Deputy Energy Sec. Henson Moore says the U.S. Department of Energy is developing a major energy export initiative. It has compiled a list of petroleum technology and equipment the Soviets need and all the possible sources of supply.
"Virtually without exception, the U.S. could meet every Soviet need with state of the art equipment and technology, but so could other suppliers with at least adequate or high quality technology and equipment," he said.
The Soviet and U.S. governments must remove barriers if trade is to grow. So negotiations aimed at achieving that goal have begun, Moore told a trade forum sponsored by the American Committee on U.S.-Soviet Relations in Washington, D.C., last month.
Moore said DOE executives have official communications on energy issues under way with their Soviet counterparts for the first time since 1979.
"Most of the energy related equipment and services the Soviets need must come from the private sector," he said. "We have stressed this point repeatedly.
"However, I also believe government to government efforts are necessary in the areas of joint research and development projects, exchanges of data to improve our understanding of the Soviet energy picture and its likely impact on world markets, and easing constraints on energy based trade."
Moore pointed out that President Jimmy Carter imposed foreign policy controls on oil and gas equipment exports to the Soviet Union in 1978 to protest human rights abuses.
The controls were toughened in each of the next 3 years.
U.S. AT A DISADVANTAGE
Unilateral foreign policy export controls disadvantaged American businesses, Moore said.

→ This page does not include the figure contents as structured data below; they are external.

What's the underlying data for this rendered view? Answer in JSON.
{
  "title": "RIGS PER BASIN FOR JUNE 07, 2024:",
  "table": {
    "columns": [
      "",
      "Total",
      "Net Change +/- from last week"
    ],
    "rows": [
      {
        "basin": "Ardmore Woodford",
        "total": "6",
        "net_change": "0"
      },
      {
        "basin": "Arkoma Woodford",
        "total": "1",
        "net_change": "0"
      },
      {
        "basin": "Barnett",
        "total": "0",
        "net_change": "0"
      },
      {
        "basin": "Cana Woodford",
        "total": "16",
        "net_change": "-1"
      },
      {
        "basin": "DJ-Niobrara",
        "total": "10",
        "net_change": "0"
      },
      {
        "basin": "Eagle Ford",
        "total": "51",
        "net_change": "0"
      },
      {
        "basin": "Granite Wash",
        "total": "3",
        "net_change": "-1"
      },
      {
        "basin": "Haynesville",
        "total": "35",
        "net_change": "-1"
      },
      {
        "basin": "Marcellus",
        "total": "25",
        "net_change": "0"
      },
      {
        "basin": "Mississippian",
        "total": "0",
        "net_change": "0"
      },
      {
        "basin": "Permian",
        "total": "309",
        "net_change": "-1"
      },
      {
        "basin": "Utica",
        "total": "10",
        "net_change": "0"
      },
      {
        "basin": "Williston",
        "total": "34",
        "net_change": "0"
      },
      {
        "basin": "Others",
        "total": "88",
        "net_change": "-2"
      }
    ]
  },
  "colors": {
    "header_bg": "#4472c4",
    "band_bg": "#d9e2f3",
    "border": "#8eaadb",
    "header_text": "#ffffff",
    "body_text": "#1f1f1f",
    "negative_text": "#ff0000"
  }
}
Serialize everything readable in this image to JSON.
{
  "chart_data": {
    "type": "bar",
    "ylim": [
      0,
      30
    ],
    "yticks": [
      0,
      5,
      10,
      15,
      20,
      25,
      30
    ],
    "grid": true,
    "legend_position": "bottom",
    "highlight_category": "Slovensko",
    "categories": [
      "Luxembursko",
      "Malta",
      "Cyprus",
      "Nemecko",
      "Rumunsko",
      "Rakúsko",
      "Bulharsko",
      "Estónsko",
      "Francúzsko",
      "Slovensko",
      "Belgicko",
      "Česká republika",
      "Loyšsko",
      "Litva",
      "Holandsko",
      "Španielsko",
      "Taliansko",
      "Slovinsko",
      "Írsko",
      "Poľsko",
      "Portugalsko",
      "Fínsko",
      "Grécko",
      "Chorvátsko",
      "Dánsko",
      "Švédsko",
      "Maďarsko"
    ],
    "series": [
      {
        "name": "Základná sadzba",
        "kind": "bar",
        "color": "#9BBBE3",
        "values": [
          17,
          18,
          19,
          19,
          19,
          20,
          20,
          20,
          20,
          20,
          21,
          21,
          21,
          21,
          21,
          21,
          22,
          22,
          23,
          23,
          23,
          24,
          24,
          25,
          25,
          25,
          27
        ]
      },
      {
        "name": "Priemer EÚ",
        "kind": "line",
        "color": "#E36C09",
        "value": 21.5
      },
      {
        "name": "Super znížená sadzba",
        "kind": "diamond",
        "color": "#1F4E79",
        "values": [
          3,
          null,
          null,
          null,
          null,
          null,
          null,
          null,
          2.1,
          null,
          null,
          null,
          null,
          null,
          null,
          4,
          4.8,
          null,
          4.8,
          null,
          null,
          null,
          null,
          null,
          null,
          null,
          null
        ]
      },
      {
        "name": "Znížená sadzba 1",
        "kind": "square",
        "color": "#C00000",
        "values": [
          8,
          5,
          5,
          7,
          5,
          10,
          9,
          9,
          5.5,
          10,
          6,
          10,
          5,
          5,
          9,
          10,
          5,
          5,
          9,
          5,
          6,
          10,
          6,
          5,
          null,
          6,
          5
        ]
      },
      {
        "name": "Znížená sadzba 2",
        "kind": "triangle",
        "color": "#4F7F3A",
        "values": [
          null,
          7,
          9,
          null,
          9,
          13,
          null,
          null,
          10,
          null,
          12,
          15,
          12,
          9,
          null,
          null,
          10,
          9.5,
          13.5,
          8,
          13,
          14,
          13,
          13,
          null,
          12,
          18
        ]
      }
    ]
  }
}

By 1983 the U.S. share of the Soviet petroleum equipment and services market had dropped to 0.4%.
"Our European allies, Japan, and Canada stepped in to supply the equipment and services U.S. companies were barred from providing," Moore told the trade forum.
"The Commerce Department estimates that, had U.S. manufacturers continued to maintain their traditional share of the Soviet market, they would have received about $2 billion in orders during 1979-85. Instead they received $170 million.
"This loss of $1.83 billion cost individual American energy firms--and it cost the U.S. economy--almost 46,000 jobs, based on Commerce's standard formula that each $1 billion in exports represents 25,000 jobs."
Total Soviet industrial investment increased less than 20% in 1981-85, but investments in fuel production grew 53% with more than half going to the oil industry.
Soviet investment in fossil fuels alone in 1986-87 was more than 2-1/4 times investments in science, art, culture, and public education combined, but problems persist in fossil fuel production, transportation, and distribution.